Mr Blake doesn’t dispute the figures highlighted in my previous post that emerged from UCAS last Thursday. However, he claims that teaching is still a well-paid profession commenting that ‘given teaching is relatively well-paid on entry and has generous increment increases in the first few years to nearly £40,000 without having to take on any additional management responsibility, it seems unlikely it is the issue for recruitment either. This view stands in stark contrast to the Pay Review Body comments in their 2017 Report that ‘teacher’ earnings have undergone a further deterioration … continue to trail those of other professional occupations in all regions except the North East.’ (STRB, 2017 Report, page 31).

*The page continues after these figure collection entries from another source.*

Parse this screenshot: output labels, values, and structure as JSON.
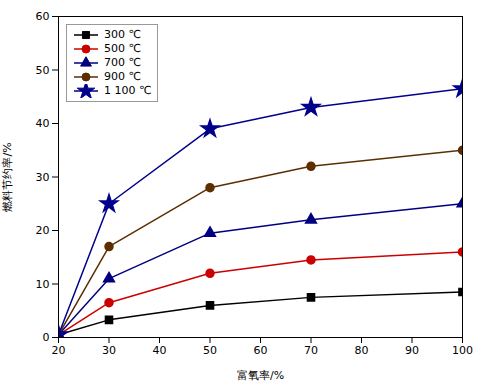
{
  "chart_data": {
    "type": "line",
    "x": [
      20,
      30,
      50,
      70,
      100
    ],
    "series": [
      {
        "name": "300 ℃",
        "color": "#000000",
        "marker": "square",
        "values": [
          0.5,
          3.3,
          6.0,
          7.5,
          8.5
        ]
      },
      {
        "name": "500 ℃",
        "color": "#cc0000",
        "marker": "circle",
        "values": [
          0.5,
          6.5,
          12.0,
          14.5,
          16.0
        ]
      },
      {
        "name": "700 ℃",
        "color": "#00007f",
        "marker": "triangle",
        "values": [
          0.5,
          11.0,
          19.5,
          22.0,
          25.0
        ]
      },
      {
        "name": "900 ℃",
        "color": "#5c2e00",
        "marker": "circle",
        "values": [
          0.5,
          17.0,
          28.0,
          32.0,
          35.0
        ]
      },
      {
        "name": "1 100 ℃",
        "color": "#00008b",
        "marker": "star",
        "values": [
          0.5,
          25.0,
          39.0,
          43.0,
          46.5
        ]
      }
    ],
    "xlabel": "富氧率/%",
    "ylabel": "燃料节约率/%",
    "xlim": [
      20,
      100
    ],
    "ylim": [
      0,
      60
    ],
    "xticks": [
      20,
      30,
      40,
      50,
      60,
      70,
      80,
      90,
      100
    ],
    "yticks": [
      0,
      10,
      20,
      30,
      40,
      50,
      60
    ],
    "grid": false,
    "legend": "upper left"
  }
}
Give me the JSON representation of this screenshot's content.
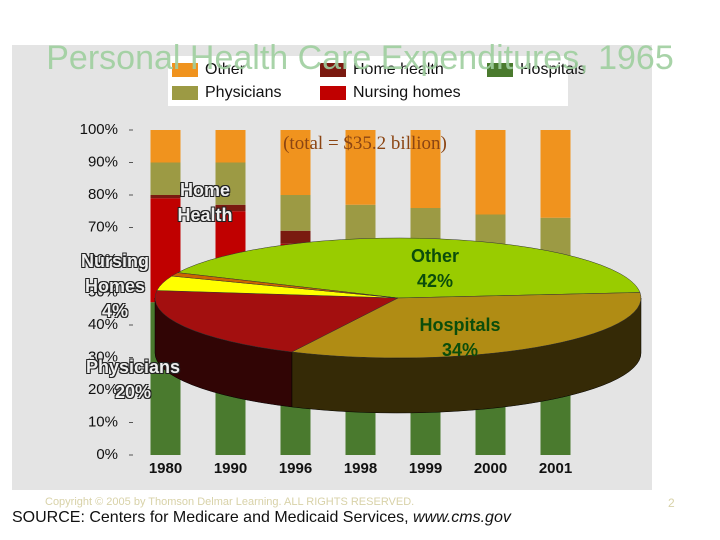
{
  "chart_data": [
    {
      "type": "stacked-bar",
      "categories": [
        "1980",
        "1990",
        "1996",
        "1998",
        "1999",
        "2000",
        "2001"
      ],
      "series": [
        {
          "name": "Hospitals",
          "color": "#4a7a2e",
          "values": [
            47,
            45,
            40,
            38,
            37,
            38,
            38
          ]
        },
        {
          "name": "Nursing homes",
          "color": "#c00000",
          "values": [
            32,
            30,
            25,
            25,
            26,
            18,
            20
          ]
        },
        {
          "name": "Home health",
          "color": "#7a1a10",
          "values": [
            1,
            2,
            4,
            3,
            3,
            3,
            2
          ]
        },
        {
          "name": "Physicians",
          "color": "#9c9a44",
          "values": [
            10,
            13,
            11,
            11,
            10,
            15,
            13
          ]
        },
        {
          "name": "Other",
          "color": "#f0931e",
          "values": [
            10,
            10,
            20,
            23,
            24,
            26,
            27
          ]
        }
      ],
      "ylim": [
        0,
        100
      ],
      "yticks": [
        {
          "value": 0,
          "label": "0%"
        },
        {
          "value": 10,
          "label": "10%"
        },
        {
          "value": 20,
          "label": "20%"
        },
        {
          "value": 30,
          "label": "30%"
        },
        {
          "value": 40,
          "label": "40%"
        },
        {
          "value": 50,
          "label": "50%"
        },
        {
          "value": 60,
          "label": "60%"
        },
        {
          "value": 70,
          "label": "70%"
        },
        {
          "value": 80,
          "label": "80%"
        },
        {
          "value": 90,
          "label": "90%"
        },
        {
          "value": 100,
          "label": "100%"
        }
      ]
    },
    {
      "type": "pie",
      "title": "Personal Health Care Expenditures, 1965",
      "subtitle": "(total = $35.2 billion)",
      "categories": [
        "Other",
        "Hospitals",
        "Physicians",
        "Nursing Homes",
        "Home Health"
      ],
      "values": [
        42,
        34,
        20,
        4,
        1
      ],
      "value_labels": [
        "42%",
        "34%",
        "20%",
        "4%",
        null
      ],
      "colors": [
        "#99cc00",
        "#b08c14",
        "#a30f0f",
        "#ffff00",
        "#cc6600"
      ]
    }
  ],
  "footer": {
    "copyright": "Copyright © 2005 by Thomson Delmar Learning. ALL RIGHTS RESERVED.",
    "page": "2",
    "source": "SOURCE: Centers for Medicare and Medicaid Services,",
    "url": "www.cms.gov"
  }
}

However, Mr Blake isn’t really interested in defending the pay structure, but in raising the oft asked question as to why so many show and interest in teaching, but don’t follow that interest through. For good measure, Mr Blake also attacks the profession for not producing enough teachers from those that do apply. This latter point needs careful attention. But, as to the former, he hasn’t been able to find any numbers and he doesn’t mention whether this is a general trend for other graduate occupations? By focussing on this narrow point, he misses the issues of more concern raised in my last blog that applications are down across the country; across all age groups and from both men and women and even more seriously, by a far larger amount for applicants to train as a primary teachers than as secondary teacher. By all means let us create an index of interest in teaching and see whether it is waxing or waning at the present time. We could also create an expected conversion rate, but that might mean recreating an agency to handle teacher recruitment, something Mr Blake doesn’t even consider.

But, let’s consider the key points Mr Blake makes about not converting applicants into teachers and then not doing enough to help those going through the process. We would benefit from UCAS providing more data on secondary subjects by applicants than just by applications as at present, since applicants can make up to three applications, but we have to manage with what there is available.

In the previous post, I pointed out that ‘So far, ‘placed and applicants holding offers, account for the same percentage of applicants [as in December 2016] at around 58%. Where accepting more than one in two applicants would be acceptable to most Human Resource departments is a matter for conjecture, but it seems a high percentage.’ What percentage does Mr Blake thinks schools and higher education should be aiming for and does he think it wrong for schools to turn down more applicants than higher education?

As to support during their courses, Mr Blake doesn’t offer any evidence either on the scale of loss of trainees in-course or what might be put in place to reduce such wastage? Personally, I would once again pay all tuition fees for all graduates training to be a teacher and pay them all a training grant. If that doesn’t work, then we really will have a problem.

Finally, I would be happy to join Mr Blake in researching just why applications are down for primary school teachers by such a large amount?